Тут, словно бы по заказу, чуть в стороне от дороги появилась и деревушка. Так себе — на два двора, не больше. Дым шел только из одной избы, а вторая, видно, была нежилая. «Оно и к лучшему, — подумал Тимофей, направляя коня к жилью. — Меньше увидят, меньше услышат!»

— Слушай, а чего они на ночь глядя печь топят? — удивленно спросил Костка, привыкший к тому, что в Москве печи топили только по утрам.

— А хрен его знает, — пожал плечами Тимоха. — Может, выстыло уже, а может, погреться хотят. А может, хлеб решили напечь с вечера.

— Им что — дров не жалко? — недоумевал Конюхов.

— А чего их жалеть-то? — удивился Тимофей. — Лес-то вон он, рядом. Деньги за дрова платить не надо.

— У, лес… — сообразил Костка. — Тогда понятно. А я как вспомню, как батька матку ругал, что дрова зазря жжет, то все и кажется, что сажень дров полкопейки стоит. Хорошо деревенским. Сбегал в лесок, дровец нарубил да сиди себе грейся на печке. Им-то в приказы ходить не надо…

Оба дома были окружены изгородью. Не из жердей, сбитых в пролеты, и не из кольев, она была плетеная, как корзинка.
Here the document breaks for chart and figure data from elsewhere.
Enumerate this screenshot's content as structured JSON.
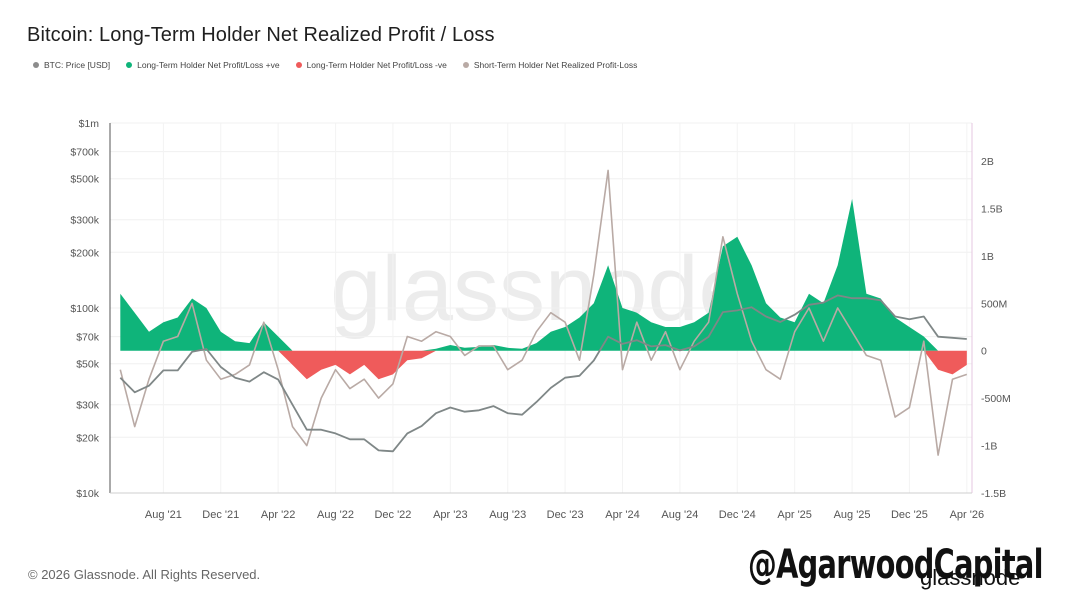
{
  "title": "Bitcoin: Long-Term Holder Net Realized Profit / Loss",
  "legend": [
    {
      "label": "BTC: Price [USD]",
      "color": "#8c8c8c"
    },
    {
      "label": "Long-Term Holder Net Profit/Loss +ve",
      "color": "#0fb47a"
    },
    {
      "label": "Long-Term Holder Net Profit/Loss -ve",
      "color": "#ef5b5b"
    },
    {
      "label": "Short-Term Holder Net Realized Profit-Loss",
      "color": "#b9aaa5"
    }
  ],
  "footer": "© 2026 Glassnode. All Rights Reserved.",
  "watermark_brand": "glassnode",
  "watermark_handle": "@AgarwoodCapital",
  "background_watermark": "glassnode",
  "chart_data": {
    "type": "area",
    "x_ticks": [
      "Aug '21",
      "Dec '21",
      "Apr '22",
      "Aug '22",
      "Dec '22",
      "Apr '23",
      "Aug '23",
      "Dec '23",
      "Apr '24",
      "Aug '24",
      "Dec '24",
      "Apr '25",
      "Aug '25",
      "Dec '25",
      "Apr '26"
    ],
    "y_left": {
      "scale": "log",
      "ticks": [
        "$10k",
        "$20k",
        "$30k",
        "$50k",
        "$70k",
        "$100k",
        "$200k",
        "$300k",
        "$500k",
        "$700k",
        "$1m"
      ],
      "tick_values": [
        10000,
        20000,
        30000,
        50000,
        70000,
        100000,
        200000,
        300000,
        500000,
        700000,
        1000000
      ],
      "range": [
        10000,
        1000000
      ]
    },
    "y_right": {
      "ticks": [
        "2B",
        "1.5B",
        "1B",
        "500M",
        "0",
        "-500M",
        "-1B",
        "-1.5B"
      ],
      "tick_values": [
        2000000000,
        1500000000,
        1000000000,
        500000000,
        0,
        -500000000,
        -1000000000,
        -1500000000
      ],
      "range": [
        -1500000000,
        2400000000
      ]
    },
    "grid": true,
    "months": [
      "2021-05",
      "2021-06",
      "2021-07",
      "2021-08",
      "2021-09",
      "2021-10",
      "2021-11",
      "2021-12",
      "2022-01",
      "2022-02",
      "2022-03",
      "2022-04",
      "2022-05",
      "2022-06",
      "2022-07",
      "2022-08",
      "2022-09",
      "2022-10",
      "2022-11",
      "2022-12",
      "2023-01",
      "2023-02",
      "2023-03",
      "2023-04",
      "2023-05",
      "2023-06",
      "2023-07",
      "2023-08",
      "2023-09",
      "2023-10",
      "2023-11",
      "2023-12",
      "2024-01",
      "2024-02",
      "2024-03",
      "2024-04",
      "2024-05",
      "2024-06",
      "2024-07",
      "2024-08",
      "2024-09",
      "2024-10",
      "2024-11",
      "2024-12",
      "2025-01",
      "2025-02",
      "2025-03",
      "2025-04",
      "2025-05",
      "2025-06",
      "2025-07",
      "2025-08",
      "2025-09",
      "2025-10",
      "2025-11",
      "2025-12",
      "2026-01",
      "2026-02",
      "2026-03",
      "2026-04"
    ],
    "series": [
      {
        "name": "BTC: Price [USD]",
        "values": [
          42000,
          35000,
          38000,
          46000,
          46000,
          58000,
          60000,
          48000,
          42000,
          40000,
          45000,
          41000,
          30000,
          22000,
          22000,
          21000,
          19500,
          19500,
          17000,
          16800,
          21000,
          23000,
          27000,
          29000,
          27500,
          28000,
          29500,
          27000,
          26500,
          31000,
          37000,
          42000,
          43000,
          52000,
          70000,
          64000,
          67000,
          62000,
          63000,
          59000,
          62000,
          70000,
          95000,
          97000,
          101000,
          90000,
          84000,
          92000,
          104000,
          107000,
          117000,
          113000,
          113000,
          110000,
          90000,
          87000,
          90000,
          70000,
          69000,
          68000
        ]
      },
      {
        "name": "Long-Term Holder Net Profit/Loss +ve",
        "values": [
          600000000,
          400000000,
          200000000,
          300000000,
          350000000,
          550000000,
          450000000,
          200000000,
          100000000,
          80000000,
          300000000,
          150000000,
          0,
          0,
          0,
          0,
          0,
          0,
          0,
          0,
          0,
          0,
          20000000,
          60000000,
          30000000,
          40000000,
          60000000,
          30000000,
          20000000,
          80000000,
          200000000,
          250000000,
          350000000,
          500000000,
          900000000,
          450000000,
          400000000,
          300000000,
          250000000,
          250000000,
          300000000,
          400000000,
          1100000000,
          1200000000,
          900000000,
          500000000,
          350000000,
          300000000,
          600000000,
          500000000,
          900000000,
          1600000000,
          600000000,
          550000000,
          350000000,
          250000000,
          150000000,
          0,
          0,
          0
        ]
      },
      {
        "name": "Long-Term Holder Net Profit/Loss -ve",
        "values": [
          0,
          0,
          0,
          0,
          0,
          0,
          0,
          0,
          0,
          0,
          0,
          0,
          -150000000,
          -300000000,
          -200000000,
          -150000000,
          -250000000,
          -150000000,
          -300000000,
          -250000000,
          -100000000,
          -80000000,
          0,
          0,
          0,
          0,
          0,
          0,
          0,
          0,
          0,
          0,
          0,
          0,
          0,
          0,
          0,
          0,
          0,
          0,
          0,
          0,
          0,
          0,
          0,
          0,
          0,
          0,
          0,
          0,
          0,
          0,
          0,
          0,
          0,
          0,
          0,
          -200000000,
          -250000000,
          -150000000
        ]
      },
      {
        "name": "Short-Term Holder Net Realized Profit-Loss",
        "values": [
          -200000000,
          -800000000,
          -300000000,
          100000000,
          150000000,
          500000000,
          -100000000,
          -300000000,
          -250000000,
          -150000000,
          300000000,
          -200000000,
          -800000000,
          -1000000000,
          -500000000,
          -200000000,
          -400000000,
          -300000000,
          -500000000,
          -350000000,
          150000000,
          100000000,
          200000000,
          150000000,
          -50000000,
          50000000,
          50000000,
          -200000000,
          -100000000,
          200000000,
          400000000,
          300000000,
          -100000000,
          800000000,
          1900000000,
          -200000000,
          300000000,
          -100000000,
          200000000,
          -200000000,
          100000000,
          300000000,
          1200000000,
          600000000,
          100000000,
          -200000000,
          -300000000,
          200000000,
          450000000,
          100000000,
          450000000,
          200000000,
          -50000000,
          -100000000,
          -700000000,
          -600000000,
          100000000,
          -1100000000,
          -300000000,
          -250000000
        ]
      }
    ]
  }
}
— О, изгородь-то, как в Малороссии, — определил бывалый Конюхов. — Значит, в Польшу едем!

Тимофей, спрыгнув на землю, подошел к крыльцу. Хотя изгородь вокруг дома и была сделана по южному образцу, но сам дом был русским — бревенчатым, а не из глины, замешанной пополам с навозом или кукурузной соломой. Изба — пятистенок, в котором зимняя половина отделена от светелки. Слева большого сарая для скота — конюшня. Не похоже, что бедняки.
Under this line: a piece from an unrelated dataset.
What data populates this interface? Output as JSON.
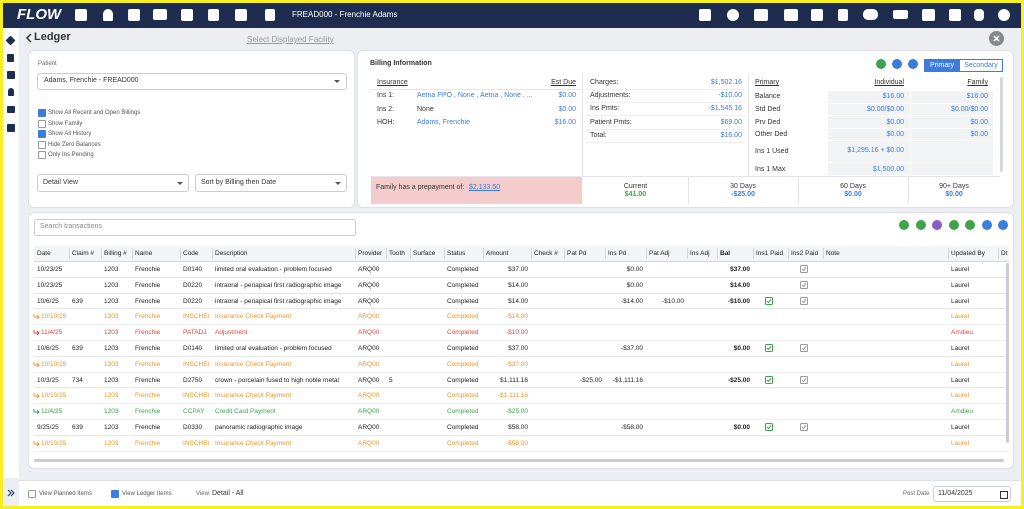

— Хозяева! — громко позвал он, колотя в дверь рукояткой нагайки. — Пустите на постой!

За дверью раздалось скрежетание, и чей-то низкий голос (не понять, мужской или бабий) ответил:

— Пшел ты к медведю на ухо! Ходят тут всякие нищеброды. В монастырь валяй, там изба есть для бродяг. А тут вам, дармоедам, не подают.
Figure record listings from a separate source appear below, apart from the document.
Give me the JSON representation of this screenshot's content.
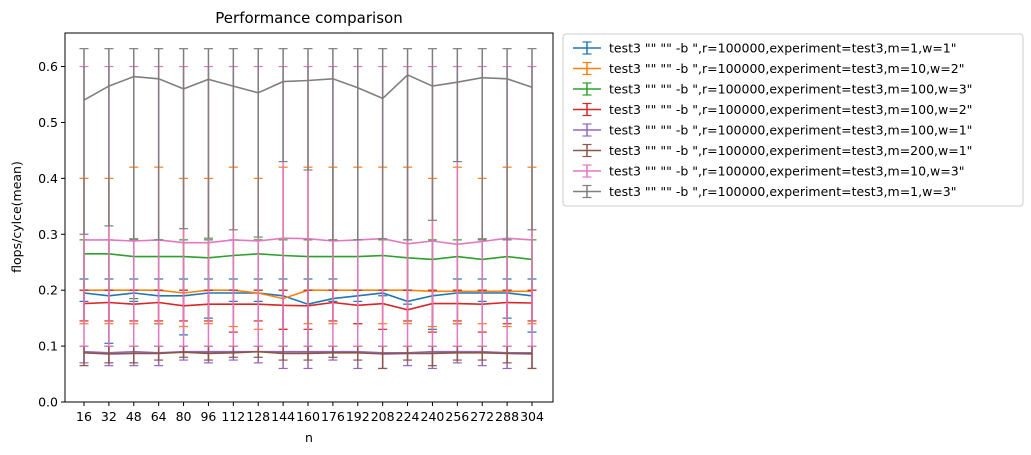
{
  "chart_data": {
    "type": "line",
    "title": "Performance comparison",
    "xlabel": "n",
    "ylabel": "flops/cylce(mean)",
    "ylim": [
      0,
      0.66
    ],
    "yticks": [
      0.0,
      0.1,
      0.2,
      0.3,
      0.4,
      0.5,
      0.6
    ],
    "ytick_labels": [
      "0.0",
      "0.1",
      "0.2",
      "0.3",
      "0.4",
      "0.5",
      "0.6"
    ],
    "x": [
      16,
      32,
      48,
      64,
      80,
      96,
      112,
      128,
      144,
      160,
      176,
      192,
      208,
      224,
      240,
      256,
      272,
      288,
      304
    ],
    "xtick_labels": [
      "16",
      "32",
      "48",
      "64",
      "80",
      "96",
      "112",
      "128",
      "144",
      "160",
      "176",
      "192",
      "208",
      "224",
      "240",
      "256",
      "272",
      "288",
      "304"
    ],
    "grid": false,
    "legend_position": "outside-right",
    "series": [
      {
        "name": "test3 \"\"  \"\" -b \",r=100000,experiment=test3,m=1,w=1\"",
        "color": "#1f77b4",
        "values": [
          0.195,
          0.19,
          0.195,
          0.19,
          0.19,
          0.195,
          0.195,
          0.195,
          0.19,
          0.175,
          0.185,
          0.19,
          0.195,
          0.18,
          0.19,
          0.195,
          0.195,
          0.195,
          0.19
        ],
        "err_low": [
          0.18,
          0.105,
          0.18,
          0.14,
          0.12,
          0.15,
          0.18,
          0.18,
          0.1,
          0.1,
          0.18,
          0.18,
          0.19,
          0.175,
          0.13,
          0.14,
          0.18,
          0.15,
          0.125
        ],
        "err_high": [
          0.22,
          0.22,
          0.22,
          0.22,
          0.22,
          0.22,
          0.22,
          0.22,
          0.22,
          0.22,
          0.22,
          0.2,
          0.2,
          0.2,
          0.2,
          0.22,
          0.22,
          0.22,
          0.22
        ]
      },
      {
        "name": "test3 \"\"  \"\" -b \",r=100000,experiment=test3,m=10,w=2\"",
        "color": "#ff7f0e",
        "values": [
          0.2,
          0.2,
          0.2,
          0.2,
          0.195,
          0.2,
          0.2,
          0.195,
          0.185,
          0.2,
          0.2,
          0.2,
          0.2,
          0.2,
          0.198,
          0.198,
          0.198,
          0.198,
          0.198
        ],
        "err_low": [
          0.14,
          0.14,
          0.14,
          0.14,
          0.135,
          0.14,
          0.135,
          0.13,
          0.13,
          0.14,
          0.14,
          0.14,
          0.14,
          0.14,
          0.135,
          0.14,
          0.14,
          0.135,
          0.14
        ],
        "err_high": [
          0.4,
          0.4,
          0.42,
          0.42,
          0.4,
          0.4,
          0.42,
          0.4,
          0.42,
          0.42,
          0.42,
          0.42,
          0.42,
          0.42,
          0.4,
          0.42,
          0.4,
          0.42,
          0.42
        ]
      },
      {
        "name": "test3 \"\"  \"\" -b \",r=100000,experiment=test3,m=100,w=3\"",
        "color": "#2ca02c",
        "values": [
          0.265,
          0.265,
          0.26,
          0.26,
          0.26,
          0.258,
          0.262,
          0.265,
          0.262,
          0.26,
          0.26,
          0.26,
          0.262,
          0.258,
          0.255,
          0.26,
          0.255,
          0.26,
          0.255
        ],
        "err_low": [
          0.2,
          0.2,
          0.185,
          0.2,
          0.2,
          0.2,
          0.2,
          0.2,
          0.2,
          0.2,
          0.2,
          0.2,
          0.2,
          0.2,
          0.2,
          0.2,
          0.2,
          0.2,
          0.2
        ],
        "err_high": [
          0.29,
          0.29,
          0.29,
          0.29,
          0.29,
          0.29,
          0.29,
          0.29,
          0.29,
          0.29,
          0.29,
          0.29,
          0.29,
          0.29,
          0.29,
          0.29,
          0.29,
          0.29,
          0.29
        ]
      },
      {
        "name": "test3 \"\"  \"\" -b \",r=100000,experiment=test3,m=100,w=2\"",
        "color": "#d62728",
        "values": [
          0.176,
          0.178,
          0.175,
          0.178,
          0.172,
          0.175,
          0.175,
          0.175,
          0.173,
          0.172,
          0.178,
          0.173,
          0.176,
          0.165,
          0.176,
          0.176,
          0.175,
          0.178,
          0.177
        ],
        "err_low": [
          0.145,
          0.145,
          0.145,
          0.145,
          0.145,
          0.145,
          0.125,
          0.145,
          0.13,
          0.13,
          0.145,
          0.14,
          0.13,
          0.145,
          0.125,
          0.145,
          0.125,
          0.14,
          0.145
        ],
        "err_high": [
          0.2,
          0.2,
          0.2,
          0.2,
          0.2,
          0.2,
          0.2,
          0.2,
          0.2,
          0.2,
          0.2,
          0.2,
          0.2,
          0.2,
          0.2,
          0.2,
          0.2,
          0.2,
          0.2
        ]
      },
      {
        "name": "test3 \"\"  \"\" -b \",r=100000,experiment=test3,m=100,w=1\"",
        "color": "#9467bd",
        "values": [
          0.09,
          0.088,
          0.09,
          0.088,
          0.09,
          0.09,
          0.09,
          0.09,
          0.09,
          0.09,
          0.09,
          0.09,
          0.088,
          0.088,
          0.09,
          0.09,
          0.09,
          0.088,
          0.088
        ],
        "err_low": [
          0.07,
          0.065,
          0.065,
          0.065,
          0.075,
          0.07,
          0.075,
          0.07,
          0.06,
          0.06,
          0.075,
          0.06,
          0.06,
          0.065,
          0.06,
          0.07,
          0.065,
          0.06,
          0.06
        ],
        "err_high": [
          0.1,
          0.1,
          0.1,
          0.1,
          0.1,
          0.1,
          0.1,
          0.1,
          0.1,
          0.1,
          0.1,
          0.1,
          0.1,
          0.1,
          0.1,
          0.1,
          0.1,
          0.1,
          0.1
        ]
      },
      {
        "name": "test3 \"\"  \"\" -b \",r=100000,experiment=test3,m=200,w=1\"",
        "color": "#8c564b",
        "values": [
          0.088,
          0.086,
          0.087,
          0.087,
          0.089,
          0.087,
          0.088,
          0.09,
          0.087,
          0.087,
          0.088,
          0.088,
          0.086,
          0.087,
          0.087,
          0.088,
          0.088,
          0.087,
          0.086
        ],
        "err_low": [
          0.065,
          0.07,
          0.07,
          0.075,
          0.08,
          0.075,
          0.08,
          0.08,
          0.075,
          0.075,
          0.08,
          0.075,
          0.06,
          0.075,
          0.065,
          0.075,
          0.075,
          0.07,
          0.06
        ],
        "err_high": [
          0.1,
          0.1,
          0.1,
          0.1,
          0.1,
          0.1,
          0.1,
          0.1,
          0.1,
          0.1,
          0.1,
          0.1,
          0.1,
          0.1,
          0.1,
          0.1,
          0.1,
          0.1,
          0.1
        ]
      },
      {
        "name": "test3 \"\"  \"\" -b \",r=100000,experiment=test3,m=10,w=3\"",
        "color": "#e377c2",
        "values": [
          0.29,
          0.29,
          0.288,
          0.29,
          0.285,
          0.285,
          0.29,
          0.288,
          0.293,
          0.292,
          0.288,
          0.29,
          0.292,
          0.283,
          0.288,
          0.282,
          0.287,
          0.293,
          0.29
        ],
        "err_low": [
          0.1,
          0.1,
          0.1,
          0.1,
          0.1,
          0.1,
          0.1,
          0.1,
          0.1,
          0.1,
          0.1,
          0.1,
          0.1,
          0.1,
          0.1,
          0.1,
          0.1,
          0.1,
          0.1
        ],
        "err_high": [
          0.6,
          0.6,
          0.6,
          0.6,
          0.6,
          0.6,
          0.6,
          0.6,
          0.6,
          0.6,
          0.6,
          0.6,
          0.6,
          0.6,
          0.6,
          0.6,
          0.6,
          0.6,
          0.6
        ]
      },
      {
        "name": "test3 \"\"  \"\" -b \",r=100000,experiment=test3,m=1,w=3\"",
        "color": "#7f7f7f",
        "values": [
          0.54,
          0.565,
          0.582,
          0.578,
          0.56,
          0.577,
          0.565,
          0.553,
          0.573,
          0.575,
          0.578,
          0.562,
          0.543,
          0.585,
          0.565,
          0.572,
          0.58,
          0.578,
          0.563
        ],
        "err_low": [
          0.3,
          0.315,
          0.292,
          0.29,
          0.31,
          0.293,
          0.308,
          0.295,
          0.43,
          0.415,
          0.29,
          0.29,
          0.292,
          0.29,
          0.325,
          0.43,
          0.292,
          0.29,
          0.308
        ],
        "err_high": [
          0.632,
          0.632,
          0.632,
          0.632,
          0.632,
          0.632,
          0.632,
          0.632,
          0.632,
          0.632,
          0.632,
          0.632,
          0.632,
          0.632,
          0.632,
          0.632,
          0.632,
          0.632,
          0.632
        ]
      }
    ]
  }
}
— Мы заплатим! — не смущаясь неласкового приема, крикнул Тимоха.

За дверью установилась тишина, а потом все тот же непонятный голос спросил:

— А чо надо-то?

— Да ты не бойся, — покровительственно сказал Акундинов и принялся перечислять: — Баня и еда — для нас, конюшня с овсом — для коней. Ну, хорошо бы еще щец с мясом, пироги с капустой да постели. Ну дак чего забоялся-то?

Дверь медленно отворилась. На пороге стоял мужик, хоть и невысокого роста, но поперек себя шире. За плечом угадывалась ладно скроенная бабенка.

— Да я и не боюсь, — бабьим голосом сказал мужик, поигрывая охотничьим рожном. — Так, говоришь, денежки заплатишь?

Тимоха, оценив фигуру хозяина, наглеть не стал:

— Сколько возьмешь за три дня?

— Три копейки с денгой, — назвал цену своего гостеприимства хозяин.

— Одна, — принялся торговаться Тимоха.

— Три, — слегка уступил мужик.

— Две, — повысил Акундинов, хотя торговался из чистого озорства.

— Три, — еще немного уступил хозяин и пригрозил. — Больше не уступлю! На три дня да на двоих… Да кони еще. Одного овса на них полкопейки уйдет. А сена еще.